For the following Stable Baselines3 example, the `baeda_3dem` dataset that support building temperature dynamics is used.

> ⚠️ **NOTE**: `central_agent` in the `env` must be `True` when using Stable Baselines3  as it does not support multi-agents.

In [5]:
from stable_baselines3.sac import SAC as Agent
from citylearn.citylearn import CityLearnEnv
from citylearn.wrappers import NormalizedObservationWrapper, StableBaselines3Wrapper

dataset_name = 'citylearn_challenge_2023_phase_2_local_evaluation'
env = CityLearnEnv(dataset_name, central_agent=True)
env = NormalizedObservationWrapper(env)
env = StableBaselines3Wrapper(env)
model = Agent('MlpPolicy', env)
episodes = 2
model.learn(total_timesteps=env.unwrapped.time_steps*episodes)

# evaluate
observations, _ = env.reset()

while not env.unwrapped.terminated:
    actions, _ = model.predict(observations, deterministic=True)
    observations, _, _, _, _ = env.step(actions)

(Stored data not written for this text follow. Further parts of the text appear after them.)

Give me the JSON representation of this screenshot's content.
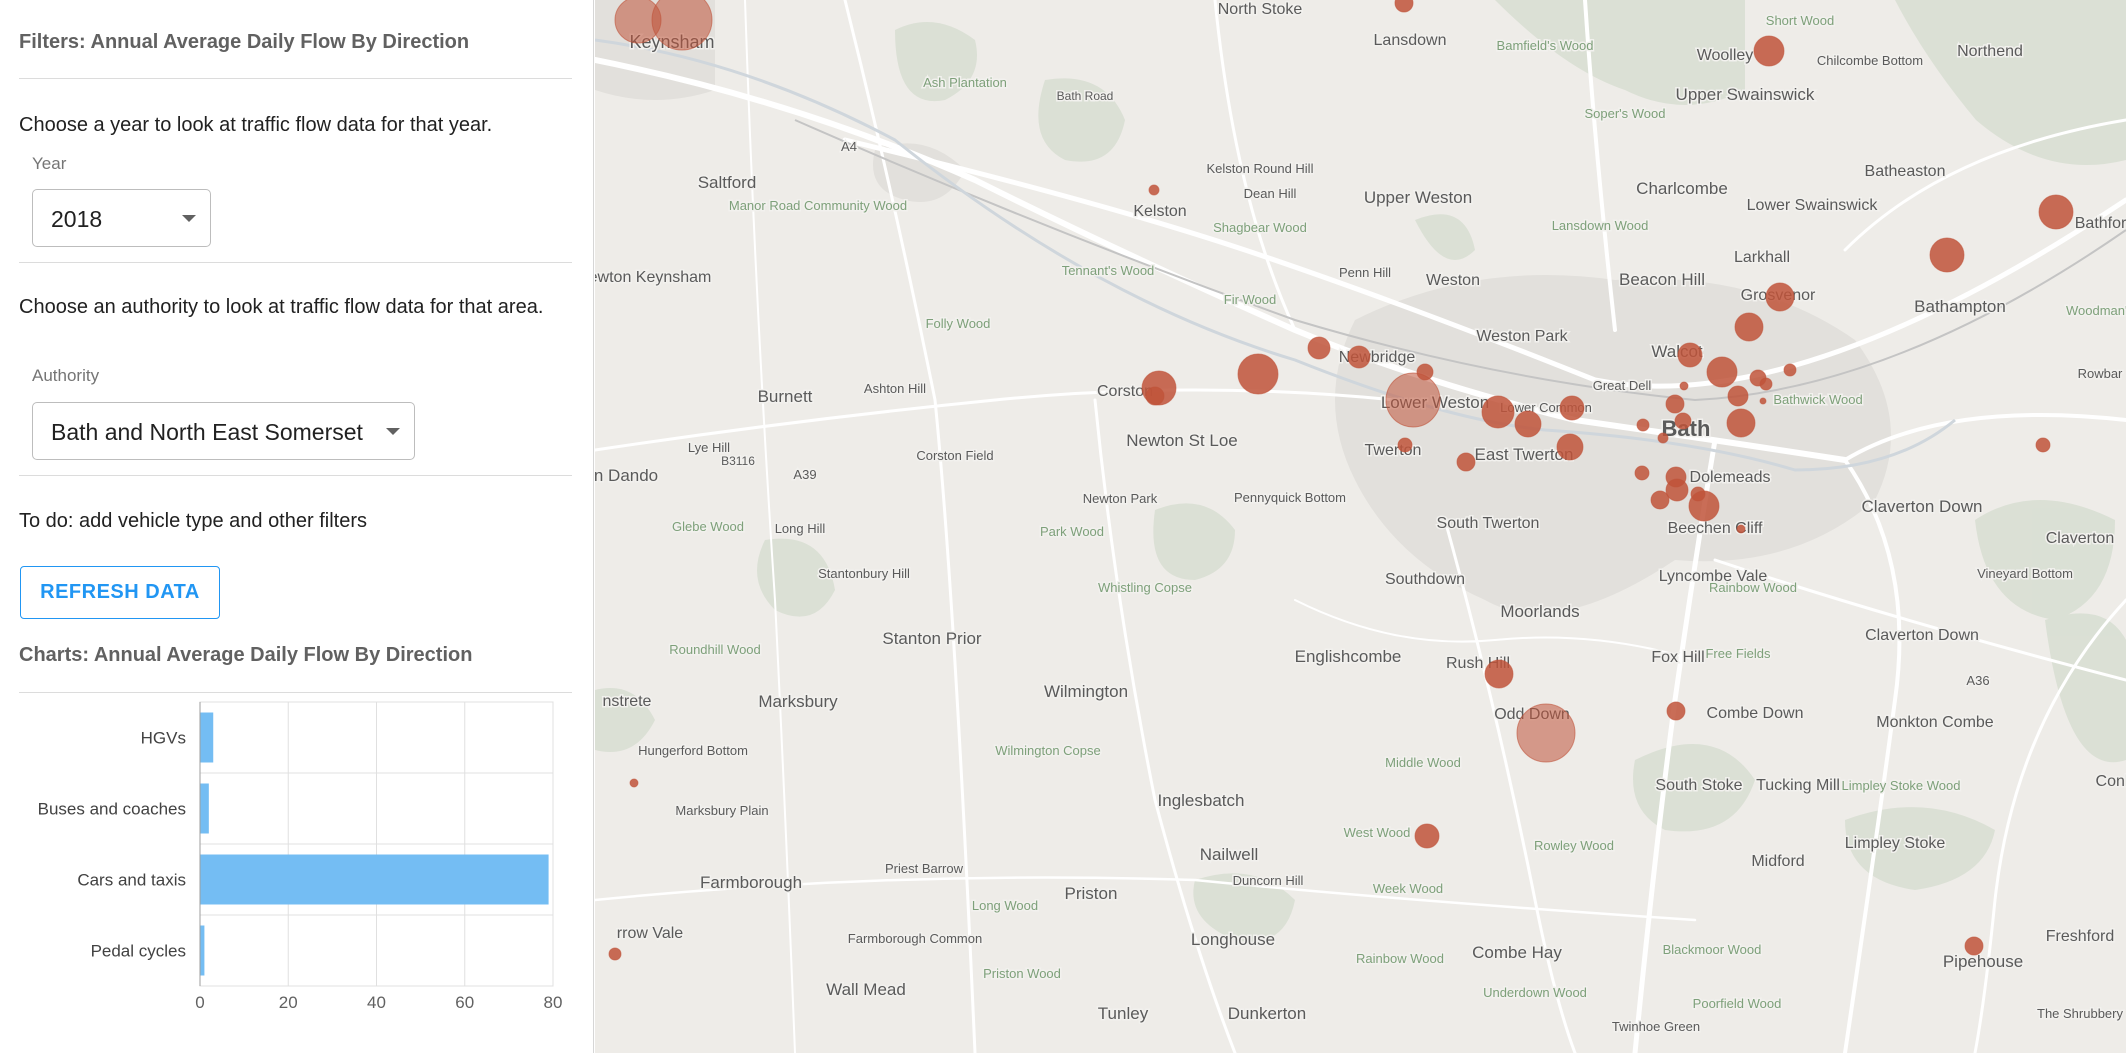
{
  "filters": {
    "header": "Filters: Annual Average Daily Flow By Direction",
    "year_help": "Choose a year to look at traffic flow data for that year.",
    "year_label": "Year",
    "year_value": "2018",
    "authority_help": "Choose an authority to look at traffic flow data for that area.",
    "authority_label": "Authority",
    "authority_value": "Bath and North East Somerset",
    "todo": "To do: add vehicle type and other filters",
    "refresh_label": "REFRESH DATA"
  },
  "charts": {
    "header": "Charts: Annual Average Daily Flow By Direction"
  },
  "chart_data": {
    "type": "bar",
    "orientation": "horizontal",
    "categories": [
      "HGVs",
      "Buses and coaches",
      "Cars and taxis",
      "Pedal cycles"
    ],
    "values": [
      3,
      2,
      79,
      1
    ],
    "xlim": [
      0,
      80
    ],
    "xticks": [
      0,
      20,
      40,
      60,
      80
    ],
    "grid": true,
    "bar_color": "#74bdf3"
  },
  "map": {
    "marker_color": "#c0543a",
    "places": [
      "North Stoke",
      "Lansdown",
      "Bamfield's Wood",
      "Woolley",
      "Short Wood",
      "Chilcombe Bottom",
      "Northend",
      "Keynsham",
      "Ash Plantation",
      "Soper's Wood",
      "Upper Swainswick",
      "Batheaston",
      "Saltford",
      "Kelston Round Hill",
      "Dean Hill",
      "Charlcombe",
      "Lower Swainswick",
      "Manor Road Community Wood",
      "Kelston",
      "Shagbear Wood",
      "Upper Weston",
      "Lansdown Wood",
      "Larkhall",
      "Bathford",
      "ewton Keynsham",
      "Tennant's Wood",
      "Penn Hill",
      "Weston",
      "Beacon Hill",
      "Grosvenor",
      "Bathampton",
      "Fir Wood",
      "Folly Wood",
      "Weston Park",
      "Walcot",
      "Woodman's",
      "Burnett",
      "Ashton Hill",
      "Corston",
      "Newbridge",
      "Great Dell",
      "Rowbar",
      "Lower Weston",
      "Lower Common",
      "Bathwick Wood",
      "Bath",
      "Lye Hill",
      "Corston Field",
      "Newton St Loe",
      "Twerton",
      "East Twerton",
      "Dolemeads",
      "n Dando",
      "Newton Park",
      "Pennyquick Bottom",
      "Claverton Down",
      "South Twerton",
      "Glebe Wood",
      "Long Hill",
      "Park Wood",
      "Beechen Cliff",
      "Claverton",
      "Vineyard Bottom",
      "Stantonbury Hill",
      "Southdown",
      "Lyncombe Vale",
      "Rainbow Wood",
      "Whistling Copse",
      "Moorlands",
      "Stanton Prior",
      "Claverton Down",
      "Roundhill Wood",
      "Englishcombe",
      "Fox Hill",
      "Free Fields",
      "Rush Hill",
      "nstrete",
      "Marksbury",
      "Wilmington",
      "Odd Down",
      "Combe Down",
      "Monkton Combe",
      "Hungerford Bottom",
      "Wilmington Copse",
      "Middle Wood",
      "South Stoke",
      "Tucking Mill",
      "Limpley Stoke Wood",
      "Conkw",
      "Marksbury Plain",
      "Inglesbatch",
      "West Wood",
      "Rowley Wood",
      "Limpley Stoke",
      "Priest Barrow",
      "Nailwell",
      "Duncorn Hill",
      "Midford",
      "Farmborough",
      "Priston",
      "Long Wood",
      "Week Wood",
      "rrow Vale",
      "Farmborough Common",
      "Longhouse",
      "Blackmoor Wood",
      "Freshford",
      "Combe Hay",
      "Priston Wood",
      "Rainbow Wood",
      "Pipehouse",
      "Wall Mead",
      "Underdown Wood",
      "Poorfield Wood",
      "Tunley",
      "Dunkerton",
      "The Shrubbery",
      "Twinhoe Green",
      "A4",
      "A39",
      "A36",
      "B3116",
      "Bath Road"
    ]
  }
}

kpis = env.unwrapped.evaluate()
kpis = kpis.pivot(index='cost_function', columns='name', values='value').round(3)
kpis = kpis.dropna(how='all')
display(kpis)

name,Building_1,Building_2,Building_3,District
cost_function,Unnamed: 1_level_1,Unnamed: 2_level_1,Unnamed: 3_level_1,Unnamed: 4_level_1
all_time_peak_average,,,,0.839
annual_normalized_unserved_energy_total,0.015,0.012,0.013,0.013
carbon_emissions_total,0.386,0.363,0.554,0.435
cost_total,0.366,0.339,0.523,0.409
daily_one_minus_load_factor_average,,,,1.291
daily_peak_average,,,,0.7
discomfort_cold_delta_average,0.0,0.004,0.001,0.002
discomfort_cold_delta_maximum,0.124,0.581,0.372,0.359
discomfort_cold_delta_minimum,0.0,0.0,0.0,0.0
discomfort_cold_proportion,0.0,0.0,0.0,0.0